En décembre 1994, alors qu'il était maire de Paris, Jacques Chirac avait réclamé l'application de l'ordonnance de 1945, sous la pression du DAL. Une cinquantaine d'habitations avaient alors été réquisitionnées.

Quelques mois après son élection à la présidence, en 2002, M. Chirac ordonne la réquisition d'un peu plus de 1 000 logements vacants en Ile-de-France, situés dans les arrondissements du centre et de l'ouest de Paris. Ces logements, qui appartenaient à des institutionnels (banques et assurances), ont été réquisitionnés pendant cinq ans puis, pour la plupart, rachetés par des bailleurs sociaux pour en faire des HLM.

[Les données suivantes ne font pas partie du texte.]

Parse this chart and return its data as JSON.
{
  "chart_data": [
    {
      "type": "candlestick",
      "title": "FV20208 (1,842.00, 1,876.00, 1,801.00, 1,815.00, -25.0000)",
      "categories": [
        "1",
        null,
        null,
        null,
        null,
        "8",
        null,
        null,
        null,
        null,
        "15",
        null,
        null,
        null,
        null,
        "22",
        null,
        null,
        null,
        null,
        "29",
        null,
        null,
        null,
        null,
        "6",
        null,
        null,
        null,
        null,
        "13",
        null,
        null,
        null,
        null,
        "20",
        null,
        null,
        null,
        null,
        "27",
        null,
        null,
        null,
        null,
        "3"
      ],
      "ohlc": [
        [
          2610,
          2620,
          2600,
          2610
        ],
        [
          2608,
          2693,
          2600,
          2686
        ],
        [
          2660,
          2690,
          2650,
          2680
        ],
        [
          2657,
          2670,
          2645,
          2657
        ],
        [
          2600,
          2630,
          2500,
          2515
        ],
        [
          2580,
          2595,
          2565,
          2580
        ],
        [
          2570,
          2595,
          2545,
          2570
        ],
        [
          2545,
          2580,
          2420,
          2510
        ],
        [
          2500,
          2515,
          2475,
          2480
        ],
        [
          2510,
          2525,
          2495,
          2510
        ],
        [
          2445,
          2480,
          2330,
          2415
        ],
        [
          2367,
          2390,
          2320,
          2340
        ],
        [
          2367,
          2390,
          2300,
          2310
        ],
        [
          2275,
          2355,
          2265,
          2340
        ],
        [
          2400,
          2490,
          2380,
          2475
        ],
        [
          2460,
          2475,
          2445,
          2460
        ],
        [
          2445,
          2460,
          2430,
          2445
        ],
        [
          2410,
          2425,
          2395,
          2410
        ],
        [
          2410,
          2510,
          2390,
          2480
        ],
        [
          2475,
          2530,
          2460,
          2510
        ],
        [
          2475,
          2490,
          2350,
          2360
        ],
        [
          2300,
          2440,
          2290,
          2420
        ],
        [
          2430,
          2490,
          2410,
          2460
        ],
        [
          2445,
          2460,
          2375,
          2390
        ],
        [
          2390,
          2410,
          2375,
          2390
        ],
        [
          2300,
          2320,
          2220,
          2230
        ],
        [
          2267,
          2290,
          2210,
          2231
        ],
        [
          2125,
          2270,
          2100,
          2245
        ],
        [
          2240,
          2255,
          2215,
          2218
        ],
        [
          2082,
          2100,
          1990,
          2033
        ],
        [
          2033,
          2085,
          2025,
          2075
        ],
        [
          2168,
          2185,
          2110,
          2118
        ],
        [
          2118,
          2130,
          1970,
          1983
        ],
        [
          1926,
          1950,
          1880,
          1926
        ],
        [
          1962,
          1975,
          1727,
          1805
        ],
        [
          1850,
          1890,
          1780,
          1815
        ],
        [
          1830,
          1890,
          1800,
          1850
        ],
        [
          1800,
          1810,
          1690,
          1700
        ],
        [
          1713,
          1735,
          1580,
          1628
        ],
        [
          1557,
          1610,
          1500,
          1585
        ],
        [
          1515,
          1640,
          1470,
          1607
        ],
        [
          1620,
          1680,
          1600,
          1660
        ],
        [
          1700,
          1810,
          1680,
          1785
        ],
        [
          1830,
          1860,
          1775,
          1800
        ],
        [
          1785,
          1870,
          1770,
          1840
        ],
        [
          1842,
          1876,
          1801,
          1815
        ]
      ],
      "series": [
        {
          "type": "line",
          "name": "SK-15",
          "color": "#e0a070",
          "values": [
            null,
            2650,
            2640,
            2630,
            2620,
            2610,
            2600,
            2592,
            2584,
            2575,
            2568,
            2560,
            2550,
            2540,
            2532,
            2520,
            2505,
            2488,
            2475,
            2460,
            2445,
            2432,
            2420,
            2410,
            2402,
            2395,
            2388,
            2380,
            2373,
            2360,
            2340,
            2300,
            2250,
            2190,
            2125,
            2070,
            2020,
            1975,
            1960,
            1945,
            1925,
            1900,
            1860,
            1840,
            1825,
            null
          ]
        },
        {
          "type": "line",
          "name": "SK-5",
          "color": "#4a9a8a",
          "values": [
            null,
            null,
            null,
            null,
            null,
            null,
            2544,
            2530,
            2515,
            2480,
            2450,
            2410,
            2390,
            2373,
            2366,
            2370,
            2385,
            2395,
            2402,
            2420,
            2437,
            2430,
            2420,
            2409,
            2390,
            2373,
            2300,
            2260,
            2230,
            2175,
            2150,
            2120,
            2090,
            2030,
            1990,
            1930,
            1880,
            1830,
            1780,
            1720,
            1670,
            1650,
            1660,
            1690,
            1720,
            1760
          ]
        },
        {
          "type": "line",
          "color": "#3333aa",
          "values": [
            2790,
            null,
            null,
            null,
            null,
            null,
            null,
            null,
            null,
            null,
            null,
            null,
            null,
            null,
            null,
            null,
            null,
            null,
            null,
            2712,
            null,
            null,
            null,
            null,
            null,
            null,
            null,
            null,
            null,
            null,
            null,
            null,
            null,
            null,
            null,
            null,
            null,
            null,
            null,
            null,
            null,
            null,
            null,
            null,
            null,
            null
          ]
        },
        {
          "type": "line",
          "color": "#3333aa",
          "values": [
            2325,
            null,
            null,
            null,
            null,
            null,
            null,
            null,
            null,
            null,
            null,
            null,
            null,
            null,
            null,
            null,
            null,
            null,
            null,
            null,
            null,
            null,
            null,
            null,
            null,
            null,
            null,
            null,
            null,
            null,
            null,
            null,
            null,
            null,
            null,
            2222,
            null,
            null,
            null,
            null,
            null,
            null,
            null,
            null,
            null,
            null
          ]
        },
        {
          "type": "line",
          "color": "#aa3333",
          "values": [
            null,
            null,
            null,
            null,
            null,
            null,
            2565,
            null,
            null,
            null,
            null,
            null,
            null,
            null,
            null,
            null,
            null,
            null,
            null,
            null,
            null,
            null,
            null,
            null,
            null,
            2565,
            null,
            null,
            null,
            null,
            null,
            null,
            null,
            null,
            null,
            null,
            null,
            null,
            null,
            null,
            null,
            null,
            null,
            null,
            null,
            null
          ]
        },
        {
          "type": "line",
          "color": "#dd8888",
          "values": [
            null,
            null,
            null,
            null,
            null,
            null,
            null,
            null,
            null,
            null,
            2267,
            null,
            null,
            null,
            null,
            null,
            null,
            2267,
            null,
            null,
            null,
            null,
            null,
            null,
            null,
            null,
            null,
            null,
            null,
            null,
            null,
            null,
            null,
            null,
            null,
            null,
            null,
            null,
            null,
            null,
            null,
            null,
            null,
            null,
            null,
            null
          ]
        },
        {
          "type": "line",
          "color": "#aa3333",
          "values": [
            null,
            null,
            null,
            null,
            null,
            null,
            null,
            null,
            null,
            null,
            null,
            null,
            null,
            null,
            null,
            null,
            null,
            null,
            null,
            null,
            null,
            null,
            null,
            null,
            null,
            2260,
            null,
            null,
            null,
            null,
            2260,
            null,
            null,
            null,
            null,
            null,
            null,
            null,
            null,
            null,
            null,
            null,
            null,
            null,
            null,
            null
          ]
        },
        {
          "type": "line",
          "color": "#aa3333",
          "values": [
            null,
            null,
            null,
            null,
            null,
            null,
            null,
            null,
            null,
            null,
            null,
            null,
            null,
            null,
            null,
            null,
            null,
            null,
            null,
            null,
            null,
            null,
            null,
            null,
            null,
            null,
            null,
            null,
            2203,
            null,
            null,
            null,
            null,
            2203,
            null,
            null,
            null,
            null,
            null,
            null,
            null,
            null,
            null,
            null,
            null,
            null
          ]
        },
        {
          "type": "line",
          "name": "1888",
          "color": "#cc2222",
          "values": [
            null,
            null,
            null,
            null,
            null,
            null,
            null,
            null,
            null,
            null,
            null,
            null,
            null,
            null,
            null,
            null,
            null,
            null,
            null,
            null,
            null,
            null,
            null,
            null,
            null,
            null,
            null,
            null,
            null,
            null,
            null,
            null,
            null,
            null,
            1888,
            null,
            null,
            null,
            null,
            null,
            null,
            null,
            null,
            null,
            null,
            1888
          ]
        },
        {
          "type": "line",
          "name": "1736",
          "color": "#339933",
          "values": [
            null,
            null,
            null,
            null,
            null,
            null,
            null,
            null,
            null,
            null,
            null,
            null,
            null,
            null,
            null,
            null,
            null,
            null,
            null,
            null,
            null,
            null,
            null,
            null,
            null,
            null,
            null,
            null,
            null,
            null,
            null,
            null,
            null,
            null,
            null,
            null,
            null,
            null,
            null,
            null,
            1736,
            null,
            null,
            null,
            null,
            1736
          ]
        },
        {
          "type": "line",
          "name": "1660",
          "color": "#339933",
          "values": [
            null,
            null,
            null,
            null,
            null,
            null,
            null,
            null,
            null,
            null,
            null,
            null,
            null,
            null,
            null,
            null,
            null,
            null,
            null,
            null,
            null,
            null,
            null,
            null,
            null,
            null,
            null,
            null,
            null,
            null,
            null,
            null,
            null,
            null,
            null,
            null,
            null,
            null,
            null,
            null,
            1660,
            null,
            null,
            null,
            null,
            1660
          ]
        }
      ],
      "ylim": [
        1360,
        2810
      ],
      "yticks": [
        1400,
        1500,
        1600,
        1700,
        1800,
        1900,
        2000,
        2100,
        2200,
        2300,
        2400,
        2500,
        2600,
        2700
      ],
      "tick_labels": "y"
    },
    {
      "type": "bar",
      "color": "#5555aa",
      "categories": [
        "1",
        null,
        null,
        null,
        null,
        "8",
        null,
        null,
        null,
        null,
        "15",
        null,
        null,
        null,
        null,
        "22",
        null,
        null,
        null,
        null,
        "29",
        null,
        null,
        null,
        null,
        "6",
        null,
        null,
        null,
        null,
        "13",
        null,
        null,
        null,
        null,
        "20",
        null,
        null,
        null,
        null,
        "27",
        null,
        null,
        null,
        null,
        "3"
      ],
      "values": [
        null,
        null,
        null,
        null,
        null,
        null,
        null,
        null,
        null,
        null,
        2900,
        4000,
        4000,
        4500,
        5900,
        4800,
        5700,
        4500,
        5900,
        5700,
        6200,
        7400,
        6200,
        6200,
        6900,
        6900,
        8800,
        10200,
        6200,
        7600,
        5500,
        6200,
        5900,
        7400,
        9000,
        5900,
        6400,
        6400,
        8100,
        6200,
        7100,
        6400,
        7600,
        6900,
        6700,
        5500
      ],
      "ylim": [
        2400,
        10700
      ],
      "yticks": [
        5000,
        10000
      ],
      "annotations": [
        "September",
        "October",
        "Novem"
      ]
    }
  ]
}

En 2001, Marie-Noëlle Lienemann, secrétaire d'Etat au logement du gouvernement de Lionel Jospin, annonçait la réquisition de 308 logements et de 120 équivalent chambres à Paris et en Ile-de-France. Une deuxième vague de réquisitions était prévue dans d'autres départements d'Ile-de-France et dans les grandes agglomérations de province, qui devait porter sur quelque 300 logements. Ce programme sera finalement revu à la baisse.

Faute de temps et de moyens, Mme Lienemann, aujourd'hui sénatrice PS de Paris, admet que les résultats n'ont pas été à la hauteur de ses espérances. "Sur les 4 000 logements repérés par mes services, 1 200 ont été visités, et seulement 147 ont finalement été réquisitionnés à Paris, et entre 70 et 80 en province", se rappelle-t-elle.

  • Des résultats aléatoires

La réquisition d'un logement est un processus lent. Il faut d'abord repérer les logements, puis contacter les propriétaires, et ensuite les visiter pour évaluer si le lieu est transformable en logement habitable. Surtout, le volume d'habitations susceptibles d'être réquisitionnées peut se réduire comme peau de chagrin pour de multiples raisons.

La résidence visée peut menacer ruine ou nécessiter des travaux trop coûteux pour être remise en état. Le propriétaire peut interrompre la procédure en prouvant qu'il va remettre son bien sur le marché. "Pour avoir une chance que ça marche, il faut disposer d'un service consacré au suivi du parc de logements vacants, et qui puisse mettre la pression sur les propriétaires récalcitrants, considère Mme Lienemann. Beaucoup de biens peuvent être récupérés par la persuasion. La réquisition doit d'abord être utilisée comme une arme de dissuasion massive", poursuit la sénatrice.

A la Fondation Abbé-Pierre, Christophe Robert, délégué général adjoint, met en garde : "Il ne faut surtout pas laisser croire que la réquisition est la solution miracle à la crise du logement, alors que l'on sait très bien que sa portée est limitée. Ce ne doit être qu'un outil parmi d'autres." Benoist Apparu, député UMP et ancien ministre du logement, a estimé, jeudi sur RTL, que "les réquisitions, c'est du vent, ça n'a jamais fonctionné.(...) C'est contre-productif".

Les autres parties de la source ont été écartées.